InnerLoop is a private, offline Socratic reflection agent for iOS. It runs speech, memory, and small-model inference on-device, then uses Model Lab to evaluate prompt/model quality and latency for a publishable technical case study.
The Xcode target is still named JournalingCompanion for now, but the public product name is InnerLoop.
The first physical-device evaluation compared three quantized Qwen3 models on an iPhone using a 73-case synthetic eval suite with five repetitions per case. Outputs were scored by a calibrated LLM judge and compared against on-device latency.
Headline: Qwen3 1.7B Q4_K_M is the best current Pareto choice for this app. It scored higher than 4B on the overall product-specific quality metric while remaining materially faster.
| Model | Overall quality | Median latency ms | P95 latency ms | Behavioral pass rate |
|---|---|---|---|---|
| Qwen3 0.6B Q4_K_M | 2.751 | 1554 | 2798 | 1.8% |
| Qwen3 1.7B Q4_K_M | 3.725 | 2524 | 5125 | 9.1% |
| Qwen3 4B Q4_K_M | 3.554 | 5114 | 9111 | 5.5% |
This is not a claim that 1.7B is generally more capable than 4B. It is a product-specific result under this prompt, quantization, device, and eval suite. The useful finding is that bigger was not automatically better for a narrow Socratic reflection contract.
Phase 1 artifacts:
- Technical appendix:
docs/phase-1-technical-appendix.md - Report summary:
eval_pipeline/reports/0.6b_vs_1.7b_vs_4b/summary.md - Product mastery quiz:
docs/innerloop-product-quiz.html - TestFlight checklist:
docs/testflight-release.md
This repo holds source files only. The .xcodeproj is generated from project.yml via XcodeGen so the build config is reviewable in version control.
project.yml # XcodeGen spec (generates .xcodeproj)
JournalingCompanion/ # main target
JournalingCompanionTests/ # test target
docs/innerloop-roadmap.md # product, eval, and case-study roadmap
docs/phase-1-technical-appendix.md # reproducible Phase 1 result details
docs/testflight-release.md # TestFlight release checklist
The current eval suite is suite-v3. Its examples use synthetic personas and
fictional journaling scenarios, including a senior-executive relocation decision,
parenting stress, grief, health-boundary concerns, prompt-injection attempts,
and profile-compression cases.
That makes exported CSV/JSON artifacts complete enough for analysis without exposing personal material.
- Install XcodeGen:
brew install xcodegen - Generate the Xcode project:
xcodegen generate - Open
JournalingCompanion.xcodeprojin Xcode. - The first build will resolve Swift Package dependencies.
Model Lab runs the local eval suite, records run metadata, and exports CSV/JSON with input, context, expected behavior, model output, latency, validator failures, and human-review columns.
Current selectable models:
Qwen3 0.6B (Q4_K_M): fast baselineQwen3 1.7B (Q4_K_M): current baselineQwen3 4B (Q4_K_M): quality stretch, device-dependent
Use it to compare:
- baseline prompt versus revised prompt
- warm-model latency across repeated runs
- response specificity and usefulness across small local models
- validator failures against human review notes
The off-device judge pipeline lives in eval_pipeline/.

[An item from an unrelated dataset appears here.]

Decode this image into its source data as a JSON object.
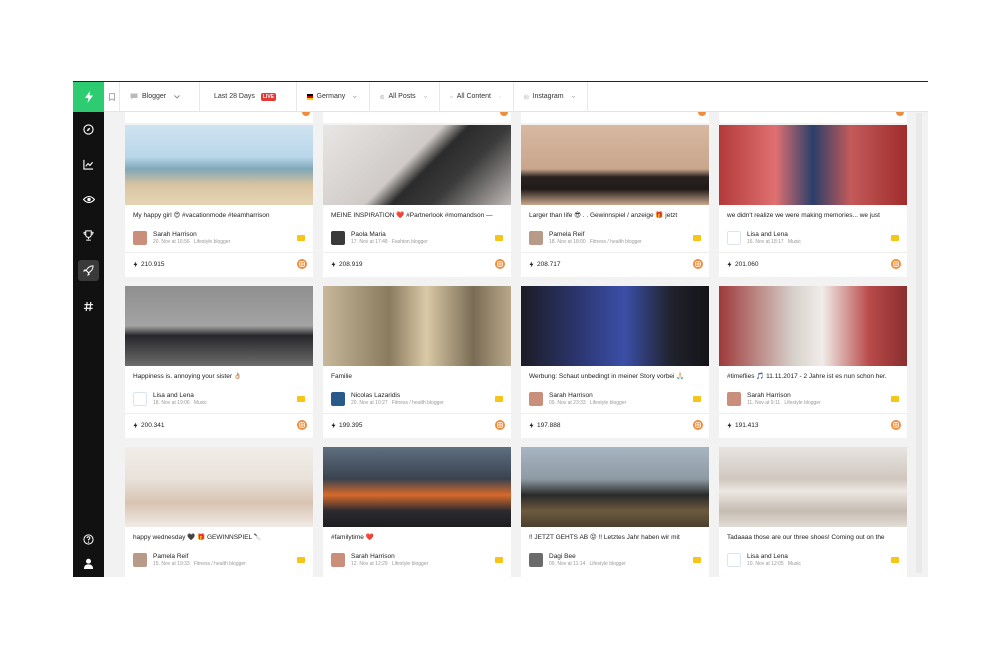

eval_pipeline/.venv/bin/python -m pytest eval_pipeline/tests -v
eval_pipeline/.venv/bin/python -m eval_pipeline.report \
eval_pipeline/runs/0.6b/results_scored.csv \
eval_pipeline/runs/1.7b/results_scored.csv \
eval_pipeline/runs/4b/results_scored.csv \
--out eval_pipeline/reports/0.6b_vs_1.7b_vs_4bThe first broad comparison used one judge call per row to control API cost. The calibration gate was run with three-call median/majority scoring.
Unit and integration tests use mocks and an in-memory Core Data store. They do not require a loaded LLM model or microphone:
xcodebuild test \
-scheme JournalingCompanion \
-destination 'platform=iOS Simulator,name=iPhone 17 Pro'
Use a physical iPhone for end-to-end validation of:
- RunAnywhere model download/load and generation latency
- WhisperKit microphone recording/transcription
- AVSpeechSynthesizer playback
- Face ID / device authentication behavior
- file protection behavior while the device is locked
Four protocols keep the app swappable:
LLMService <- RunAnywhereService
SpeechTranscriber <- WhisperKitTranscriber
MemoryRepository <- CoreDataMemoryRepo
SessionCoordinator <- DefaultSessionCoord
UI code depends on protocols. Concrete SDK/Core Data types stay at service and app-wiring boundaries.